Endoskop, optisches Gerät zur Beobachtung und Spiegelung von Körperhöhlen bzw. Hohlräumen in der Medizin und Technik. In letzter Zeit wurden E. auch mit chirurgischen Instrumenten ausgestattet. Es entwickelte sich so die endoskopische Chirurgie, auch Schlüsselloch- oder minimal invasive Chirurgie genannt, die inzwischen große Fortschritte gemacht hat. Das E. ist ein starres oder flexibles röhrenförmiges Gebilde, welches neben einem abbildenden System noch Systeme zur Beleuchtung und Durchführung chirurgischer Eingriffe und meist auch noch Spül- und Absaugkanäle für Instrumente zur Probenentnahme (Biopsie) enthält. Es erlaubt Veränderungen und Unregelmäßigkeiten zu erkennen und Eingriffe unter visueller Beobachtung vorzunehmen, ohne die Körperhöhle operativ zu öffnen, da die Beobachtung durch Luken und Röhren über längere Strecken (ein Meter und darüber) möglich ist. Statt mit einem Skalpell große Schnitte auszuführen, wie es bei konservativen Operationstechniken unvermeidlich ist, werden nunmehr kleine Röhren, die Trokare, entweder durch natürliche oder kleine künstliche Öffnungen in das Körperinnere geschoben. Die Trokare bilden die Führung für das E. Sie dienen auch zum Aufdehnen der Körperhöhlen des Bauches oder Enddarmes (Durchmesser 5 und 2,5 mm). Für den Patienten ergeben sich dadurch geringe Belastungen und Blutverluste. Mit einer Zoom-Optik können Gewebestrukturen sichtbar gemacht werden. Zum Schneiden und abrasiven Aufweiten von Gefäßstellen und zur Koagulation werden neben dem Hochfrequenzmesser auch spezielle Neodym-YAG-Laser mit Faseroptik verwendet.

Die Beleuchtung wird durch eine externe Lichtquelle außerhalb der Körperhöhe (distales Ende) über eine Faseroptik als Kaltlichtleiter getrennt von dem Abbildungsstrahlengange realisiert. Flexible Bildleiter erzeugen mittels eines Okulars ein Bild, welches zu Dokumentationszwecken gespeichert werden kann. Nur wenn man eine extrem hohe Auflösung erreichen will, beleuchtet man am proximalen Ende (in der Nähe der Körperhöhle) mit einer Mikrolichtquelle, die aber im Gegensatz zum Lichtleiter Wärme erzeugt. Eine Mikrokamera im E. registriert auf hochauflösendem Film das Bild. Auch Festkörperendikons neben CCD-Bildwandlerchips sind, jedoch mit wesentlich geringerer Auflösung, im Einsatz. Die Optiken werden für verschiedene Blickrichtungen (Geradeausblick 0°, Rückblick 20°, Vorausblick 30° und Steilblick 70°-90°) und unterschiedliche Öffnungswinkel (60°, 80° und 100°) hergestellt. Mit Vorteil werden auch Mikrolinsen eingesetzt.
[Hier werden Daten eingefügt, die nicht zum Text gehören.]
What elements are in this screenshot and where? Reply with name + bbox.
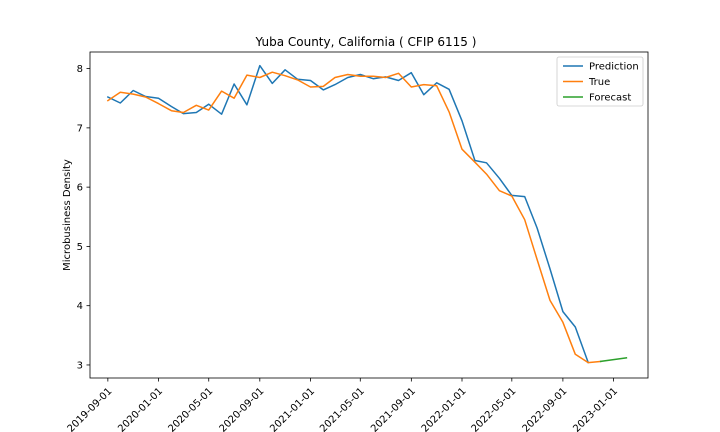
series-line-forecast: [599, 356, 628, 363]
y-tick-label: 8: [77, 64, 83, 75]
y-tick-label: 6: [77, 183, 83, 194]
axes-frame: [89, 51, 649, 379]
y-tick-label: 4: [77, 301, 83, 312]
legend-box: [556, 56, 644, 107]
chart-title: Yuba County, California ( CFIP 6115 ): [255, 35, 477, 49]
y-tick-label: 7: [77, 123, 83, 134]
series-line-prediction: [106, 64, 590, 364]
legend: Prediction True Forecast: [556, 56, 644, 107]
y-tick-label: 3: [77, 360, 83, 371]
series-line-true: [106, 71, 602, 364]
y-axis-label: Microbusiness Density: [62, 159, 73, 271]
legend-label-true: True: [588, 77, 610, 88]
legend-label-prediction: Prediction: [589, 62, 639, 73]
plot-area: [106, 64, 628, 364]
y-tick-label: 5: [77, 242, 83, 253]
legend-label-forecast: Forecast: [589, 93, 631, 104]
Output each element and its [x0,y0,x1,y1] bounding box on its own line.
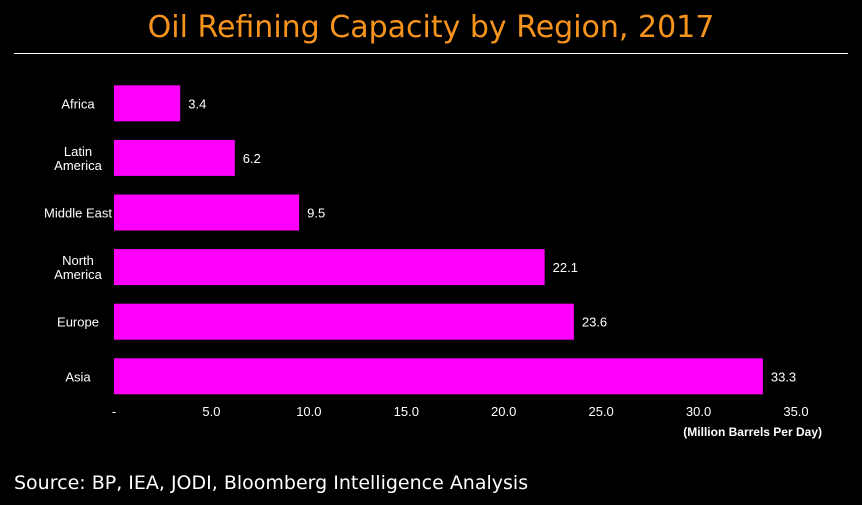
bar [114,194,300,231]
category-label: Africa [61,96,95,111]
x-tick-label: 30.0 [686,404,711,419]
bar [114,139,235,176]
x-tick-label: 5.0 [202,404,220,419]
source-note: Source: BP, IEA, JODI, Bloomberg Intelli… [14,472,529,494]
category-label: Middle East [44,206,112,221]
data-label: 9.5 [307,206,325,221]
title-divider [14,53,848,54]
x-tick-label: 20.0 [491,404,516,419]
category-label: Asia [65,369,91,384]
data-label: 3.4 [188,96,206,111]
category-label: Europe [57,315,99,330]
bar-chart: 3.4 Africa 6.2 Latin America 9.5 Middle East 22… [44,85,822,439]
bar [114,85,181,122]
category-label: North America [54,253,102,282]
x-tick-label: 35.0 [783,404,808,419]
data-label: 23.6 [582,315,607,330]
bar [114,358,763,395]
x-tick-label: 15.0 [394,404,419,419]
x-tick-label: - [112,404,116,419]
category-label: Latin America [54,144,102,173]
data-label: 33.3 [771,369,796,384]
x-tick-label: 25.0 [588,404,613,419]
x-tick-label: 10.0 [296,404,321,419]
chart-title: Oil Refining Capacity by Region, 2017 [147,10,715,45]
x-axis-title: (Million Barrels Per Day) [683,425,822,439]
data-label: 6.2 [243,151,261,166]
data-label: 22.1 [553,260,578,275]
bar [114,249,545,286]
bar [114,303,574,340]
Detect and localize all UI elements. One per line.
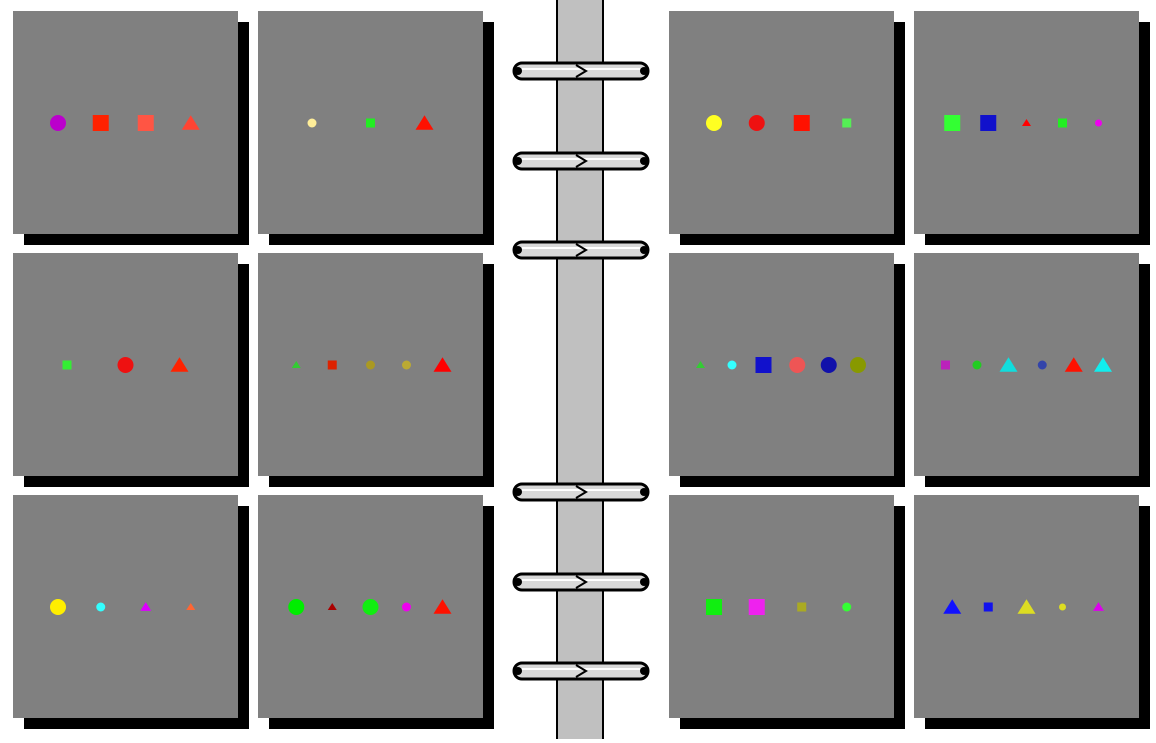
shape-circle-right-0-0 <box>706 115 722 131</box>
shape-square-right-1-0 <box>944 115 961 131</box>
shape-square-right-3-0 <box>941 360 950 370</box>
shape-square-left-0-1 <box>92 115 109 131</box>
binder-ring-clasp-4 <box>575 575 588 589</box>
shape-square-right-1-1 <box>980 115 997 131</box>
binder-ring-clasp-1 <box>575 154 588 168</box>
shape-square-right-4-0 <box>706 599 722 615</box>
binder-ring-0 <box>512 61 650 81</box>
binder-ring-end-left-3 <box>514 488 522 496</box>
binder-ring-end-right-5 <box>640 667 648 675</box>
binder-ring-end-left-1 <box>514 157 522 165</box>
shape-square-right-2-2 <box>755 357 772 373</box>
binder-ring-end-right-1 <box>640 157 648 165</box>
binder-ring-clasp-0 <box>575 64 588 78</box>
shape-triangle-right-1-2 <box>1022 119 1031 126</box>
binder-ring-2 <box>512 240 650 260</box>
shape-circle-left-3-3 <box>402 360 411 370</box>
shape-square-left-0-2 <box>137 115 154 131</box>
shape-triangle-right-5-0 <box>943 599 962 614</box>
shape-triangle-left-2-2 <box>170 357 189 372</box>
shape-triangle-right-2-0 <box>696 361 705 368</box>
shape-circle-right-0-1 <box>748 115 765 131</box>
shape-square-right-0-2 <box>793 115 810 131</box>
shape-triangle-left-3-0 <box>291 361 301 368</box>
binder-ring-clasp-5 <box>575 664 588 678</box>
shape-square-right-4-2 <box>797 602 807 612</box>
shape-square-right-5-1 <box>983 602 993 612</box>
shape-triangle-right-5-2 <box>1017 599 1036 614</box>
stimulus-card-left-4 <box>13 495 238 718</box>
shape-square-left-2-0 <box>62 360 72 370</box>
binder-ring-5 <box>512 661 650 681</box>
shape-triangle-right-3-2 <box>999 357 1018 372</box>
shape-circle-right-2-1 <box>727 360 737 370</box>
binder-ring-end-left-0 <box>514 67 522 75</box>
binder-ring-end-right-0 <box>640 67 648 75</box>
binder-ring-end-left-2 <box>514 246 522 254</box>
shape-square-right-1-3 <box>1058 118 1067 128</box>
binder-ring-3 <box>512 482 650 502</box>
shape-square-right-4-1 <box>748 599 765 615</box>
shape-circle-right-2-3 <box>789 357 806 373</box>
binder-ring-end-right-3 <box>640 488 648 496</box>
shape-triangle-right-3-4 <box>1064 357 1083 372</box>
shape-circle-left-4-0 <box>50 599 66 615</box>
shape-circle-right-5-3 <box>1059 603 1066 611</box>
binder-ring-end-left-4 <box>514 578 522 586</box>
shape-triangle-left-3-4 <box>433 357 452 372</box>
shape-triangle-left-4-2 <box>140 602 152 611</box>
shape-circle-left-0-0 <box>50 115 66 131</box>
shape-triangle-left-4-3 <box>186 603 196 610</box>
shape-triangle-left-1-2 <box>415 115 434 130</box>
binder-ring-clasp-3 <box>575 485 588 499</box>
shape-triangle-left-5-1 <box>327 603 337 610</box>
stimulus-card-right-0 <box>669 11 894 234</box>
shape-circle-left-5-3 <box>402 602 411 612</box>
binder-ring-1 <box>512 151 650 171</box>
stimulus-card-left-0 <box>13 11 238 234</box>
shape-circle-right-3-3 <box>1037 360 1047 370</box>
shape-circle-left-5-2 <box>362 599 379 615</box>
shape-square-left-1-1 <box>366 118 375 128</box>
binder-ring-end-left-5 <box>514 667 522 675</box>
shape-circle-right-2-4 <box>820 357 837 373</box>
shape-square-right-0-3 <box>842 118 852 128</box>
shape-circle-right-2-5 <box>850 357 866 373</box>
shape-circle-right-3-1 <box>972 360 982 370</box>
shape-triangle-right-3-5 <box>1094 357 1112 372</box>
shape-square-left-3-1 <box>327 360 337 370</box>
shape-circle-left-2-1 <box>117 357 134 373</box>
stimulus-card-right-4 <box>669 495 894 718</box>
shape-triangle-right-5-4 <box>1093 602 1104 611</box>
shape-circle-right-4-3 <box>842 602 852 612</box>
shape-circle-left-1-0 <box>307 118 317 128</box>
binder-spine <box>556 0 604 743</box>
shape-circle-left-5-0 <box>288 599 305 615</box>
shape-circle-left-3-2 <box>366 360 375 370</box>
shape-circle-left-4-1 <box>96 602 106 612</box>
shape-circle-right-1-4 <box>1095 119 1102 127</box>
shape-triangle-left-5-4 <box>433 599 452 614</box>
binder-ring-clasp-2 <box>575 243 588 257</box>
binder-ring-end-right-2 <box>640 246 648 254</box>
binder-ring-end-right-4 <box>640 578 648 586</box>
shape-triangle-left-0-3 <box>181 115 200 130</box>
binder-ring-4 <box>512 572 650 592</box>
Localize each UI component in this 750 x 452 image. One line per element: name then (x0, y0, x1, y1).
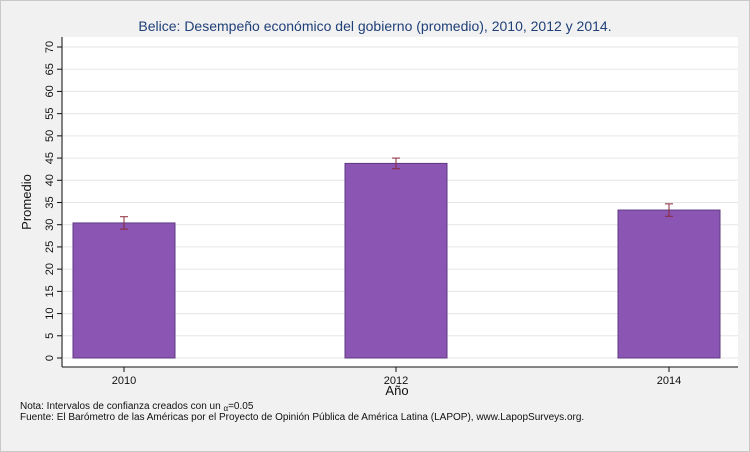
y-tick-label: 25 (44, 241, 56, 253)
note-prefix: Nota: Intervalos de confianza creados co… (20, 401, 224, 412)
x-tick-label-2012: 2012 (384, 375, 408, 387)
bar-2012 (344, 162, 448, 359)
alpha-symbol: α (223, 404, 229, 413)
error-bars (120, 157, 673, 230)
y-tick-label: 0 (44, 355, 56, 361)
source-note: Fuente: El Barómetro de las Américas por… (20, 412, 585, 423)
x-ticks: 2010 2012 2014 (112, 367, 681, 387)
x-axis-title: Año (385, 383, 408, 398)
chart-title: Belice: Desempeño económico del gobierno… (138, 18, 612, 34)
y-tick-label: 65 (44, 63, 56, 75)
y-tick-label: 35 (44, 196, 56, 208)
y-tick-label: 30 (44, 219, 56, 231)
confidence-note: Nota: Intervalos de confianza creados co… (20, 401, 254, 413)
y-tick-label: 10 (44, 307, 56, 319)
bar-2014 (617, 209, 721, 359)
bar-2010 (72, 222, 176, 359)
y-tick-label: 40 (44, 174, 56, 186)
x-tick-label-2010: 2010 (112, 375, 136, 387)
y-tick-label: 50 (44, 130, 56, 142)
bars (72, 162, 721, 359)
note-suffix: =0.05 (228, 401, 254, 412)
y-axis-title: Promedio (19, 174, 34, 230)
x-tick-label-2014: 2014 (657, 375, 681, 387)
y-tick-label: 55 (44, 108, 56, 120)
y-tick-label: 15 (44, 285, 56, 297)
y-tick-label: 5 (44, 333, 56, 339)
y-tick-label: 60 (44, 85, 56, 97)
y-tick-label: 20 (44, 263, 56, 275)
y-tick-label: 70 (44, 41, 56, 53)
y-ticks: 0 5 10 15 20 25 30 35 40 45 50 55 60 65 70 (44, 41, 62, 361)
y-tick-label: 45 (44, 152, 56, 164)
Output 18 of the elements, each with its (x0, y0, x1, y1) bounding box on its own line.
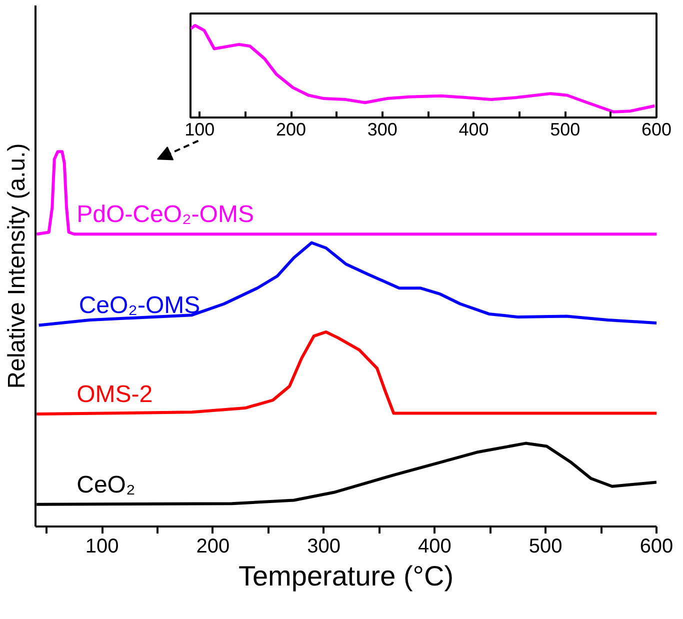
x-tick-label: 600 (640, 536, 674, 558)
x-tick-label: 200 (196, 536, 230, 558)
x-tick-label: 100 (85, 536, 119, 558)
series-label: CeO₂ (76, 471, 136, 498)
x-tick-label: 300 (307, 536, 341, 558)
x-tick-label: 100 (184, 120, 215, 140)
x-tick-label: 300 (367, 120, 398, 140)
x-tick-label: 600 (641, 120, 672, 140)
x-tick-label: 500 (550, 120, 580, 140)
x-tick-label: 500 (528, 536, 562, 558)
series-label: CeO₂-OMS (78, 292, 200, 320)
series-label: OMS-2 (76, 381, 153, 408)
y-axis-title: Relative Intensity (a.u.) (4, 143, 30, 389)
x-tick-label: 200 (276, 120, 306, 140)
series-label: PdO-CeO₂-OMS (76, 201, 254, 228)
x-tick-label: 400 (418, 536, 452, 558)
x-tick-label: 400 (458, 120, 489, 140)
x-axis-title: Temperature (°C) (238, 560, 454, 592)
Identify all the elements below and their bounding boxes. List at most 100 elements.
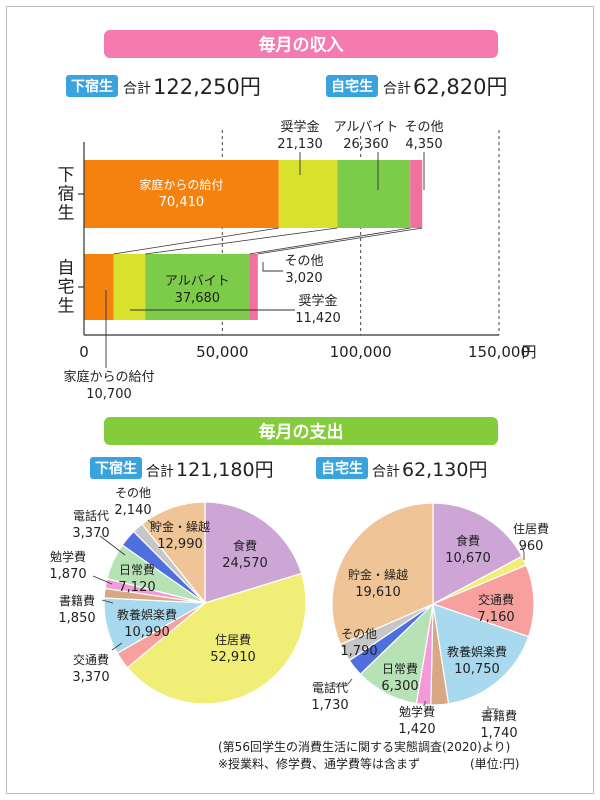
category-label-1-1: 宅 bbox=[58, 278, 75, 298]
pie-slice-0 bbox=[204, 501, 303, 604]
expense-banner bbox=[104, 417, 498, 445]
bar-segment-0-2 bbox=[337, 160, 411, 228]
pie-leader-5 bbox=[92, 575, 113, 585]
pie-label-name-9: 貯金・繰越 bbox=[348, 567, 408, 582]
pie-label-value-0: 10,670 bbox=[445, 551, 491, 566]
pie-label-value-9: 12,990 bbox=[157, 537, 203, 552]
pie-slice-0 bbox=[432, 502, 523, 606]
bar-label-parttime-geshuku-value: 26,360 bbox=[343, 137, 389, 152]
pie-label-name-3: 教養娯楽費 bbox=[117, 607, 177, 622]
pie-label-name-5: 勉学費 bbox=[50, 549, 86, 564]
bar-segment-1-1 bbox=[113, 254, 146, 320]
bar-segment-0-3 bbox=[410, 160, 423, 228]
outer-frame bbox=[6, 6, 594, 794]
connector-line-0 bbox=[113, 227, 279, 255]
pie-label-name-1: 住居費 bbox=[215, 632, 251, 647]
bar-label-family-jitaku-value: 10,700 bbox=[86, 387, 132, 402]
bar-label-parttime-geshuku-name: アルバイト bbox=[334, 120, 399, 135]
pie-label-name-0: 食費 bbox=[456, 533, 480, 548]
footnote-note: ※授業料、修学費、通学費等は含まず bbox=[218, 756, 420, 771]
bar-label-parttime-jitaku-name: アルバイト bbox=[165, 274, 230, 289]
pie-leader-4 bbox=[487, 706, 498, 710]
pie-slice-1 bbox=[126, 572, 307, 705]
pie-label-value-5: 1,420 bbox=[398, 722, 435, 737]
pie-leader-7 bbox=[333, 678, 353, 685]
pie-label-name-8: その他 bbox=[115, 486, 151, 500]
pie-label-value-8: 1,790 bbox=[340, 644, 377, 659]
pie-label-value-2: 7,160 bbox=[477, 610, 514, 625]
pie-leader-8 bbox=[147, 519, 159, 531]
expense-banner-title: 毎月の支出 bbox=[259, 422, 344, 443]
pie-label-name-5: 勉学費 bbox=[399, 704, 435, 719]
pie-label-name-1: 住居費 bbox=[513, 521, 549, 536]
pie-label-value-9: 19,610 bbox=[355, 585, 401, 600]
footnote-source: (第56回学生の消費生活に関する実態調査(2020)より) bbox=[218, 739, 510, 754]
x-tick-label-2: 100,000 bbox=[330, 343, 392, 361]
bar-label-scholarship-jitaku-value: 11,420 bbox=[295, 311, 341, 326]
pie-label-value-1: 960 bbox=[519, 539, 544, 554]
category-label-1-0: 自 bbox=[58, 259, 75, 279]
income-geshuku-badge bbox=[66, 75, 118, 97]
income-bar-chart: 0 50,000 100,000 150,000円下宿生自宅生家庭からの給付70,41… bbox=[58, 119, 537, 402]
bar-label-other-geshuku-value: 4,350 bbox=[405, 137, 442, 152]
pie-label-name-7: 電話代 bbox=[312, 680, 348, 695]
bar-label-family-jitaku-name: 家庭からの給付 bbox=[63, 369, 154, 385]
expense-pie-jitaku: 食費 10,670 住居費 960 交通費 7,160 教養娯楽費 10,750 書籍費 1,74… bbox=[311, 502, 549, 741]
income-geshuku-badge-text: 下宿生 bbox=[71, 78, 113, 95]
expense-geshuku-total: 121,180円 bbox=[176, 459, 274, 481]
bar-label-family-geshuku-value: 70,410 bbox=[159, 195, 205, 210]
pie-leader-1 bbox=[520, 544, 525, 560]
bar-label-parttime-jitaku-value: 37,680 bbox=[175, 291, 221, 306]
footnote-unit: (単位:円) bbox=[470, 756, 519, 771]
bar-label-family-geshuku-name: 家庭からの給付 bbox=[139, 177, 223, 192]
pie-label-name-3: 教養娯楽費 bbox=[447, 644, 507, 659]
pie-label-name-6: 日常費 bbox=[119, 562, 155, 577]
expense-pie-geshuku: 食費 24,570 住居費 52,910 交通費 3,370 教養娯楽費 10,990 書籍費 1… bbox=[49, 486, 307, 705]
pie-label-value-5: 1,870 bbox=[49, 567, 86, 582]
pie-slice-9 bbox=[141, 501, 206, 605]
pie-label-name-2: 交通費 bbox=[73, 652, 109, 667]
pie-slice-3 bbox=[432, 603, 530, 705]
connector-line-3 bbox=[257, 227, 423, 255]
pie-label-value-3: 10,750 bbox=[454, 662, 500, 677]
expense-jitaku-total-prefix: 合計 bbox=[372, 464, 400, 480]
pie-label-value-6: 7,120 bbox=[118, 580, 155, 595]
pie-label-value-8: 2,140 bbox=[114, 503, 151, 518]
pie-label-name-8: その他 bbox=[341, 627, 377, 641]
leader-other-jitaku bbox=[262, 262, 283, 272]
pie-label-name-9: 貯金・繰越 bbox=[150, 519, 210, 534]
pie-label-value-0: 24,570 bbox=[222, 556, 268, 571]
income-jitaku-total: 62,820円 bbox=[413, 75, 507, 99]
x-tick-label-3: 150,000 bbox=[468, 343, 530, 361]
income-banner-title: 毎月の収入 bbox=[259, 35, 344, 56]
pie-label-name-4: 書籍費 bbox=[59, 593, 95, 608]
income-geshuku-total-prefix: 合計 bbox=[123, 81, 151, 97]
bar-label-other-geshuku-name: その他 bbox=[404, 120, 443, 135]
pie-label-name-7: 電話代 bbox=[73, 508, 109, 523]
pie-slice-2 bbox=[431, 564, 535, 638]
bar-label-scholarship-jitaku-name: 奨学金 bbox=[298, 293, 337, 309]
bar-segment-1-3 bbox=[249, 254, 258, 320]
income-jitaku-badge-text: 自宅生 bbox=[331, 78, 373, 95]
category-label-1-2: 生 bbox=[58, 297, 75, 317]
pie-leader-4 bbox=[101, 599, 114, 604]
pie-leader-5 bbox=[423, 701, 426, 706]
pie-label-name-4: 書籍費 bbox=[481, 708, 517, 723]
pie-label-value-7: 3,370 bbox=[72, 526, 109, 541]
income-jitaku-badge bbox=[326, 75, 378, 97]
bar-label-other-jitaku-name: その他 bbox=[284, 254, 323, 269]
pie-label-value-6: 6,300 bbox=[381, 679, 418, 694]
bar-label-scholarship-geshuku-name: 奨学金 bbox=[280, 119, 319, 135]
category-label-0-1: 宿 bbox=[58, 185, 75, 205]
pie-label-value-3: 10,990 bbox=[124, 625, 170, 640]
bar-segment-1-0 bbox=[84, 254, 114, 320]
expense-geshuku-total-prefix: 合計 bbox=[146, 464, 174, 480]
x-axis-unit: 円 bbox=[521, 343, 536, 361]
bar-segment-1-2 bbox=[145, 254, 250, 320]
pie-label-value-7: 1,730 bbox=[311, 698, 348, 713]
expense-jitaku-total: 62,130円 bbox=[402, 459, 487, 481]
pie-label-value-1: 52,910 bbox=[210, 650, 256, 665]
pie-label-name-6: 日常費 bbox=[382, 661, 418, 676]
expense-jitaku-badge-text: 自宅生 bbox=[321, 460, 363, 477]
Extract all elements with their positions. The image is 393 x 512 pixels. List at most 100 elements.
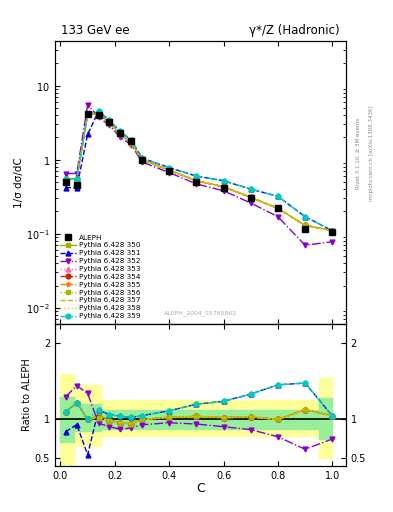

Die äußeren Durchmesser der E. werden in Charrier angegeben (1 Charr.=0,33 mm). Die Schaftdurchmesser betragen, beginnend mit dem Kinder-E., 13,5 bis 28 Charr. Für halb- oder wenig flexible E. werden vielgliedrige Optiken mit großem Glaswege benutzt.

Die Möglichkeiten der Gradientenoptik eröffnen neue Wege, da inhomogene Fasern nicht nur zu einer fokussierten Beleuchtung, sondern auch zu einer flexiblen Bildübertragung genutzt werden können. Lediglich die chromatische Aberration und die geringe Apertur der Fasern behindern noch den breiten Einsatz.

Man unterscheidet E. nach dem Einsatz in Körperhöhlen: Cystoskop (Harnleiter), Rektoskop (Mastdarm), Laporoskop (Bauchhöhle), Bronchoskop (Luftröhre), Ösophagoskop (Speiseröhre), Gastroskop (Magen), Kolposkop (Gebärmuttermund), Douglasskop (weibliche Genitalien), Otoskop (Trommelfell), Rhinoskop (Nase) und technisches E. (Innenwände von Tanks, Kesseln und Rohrleitungen).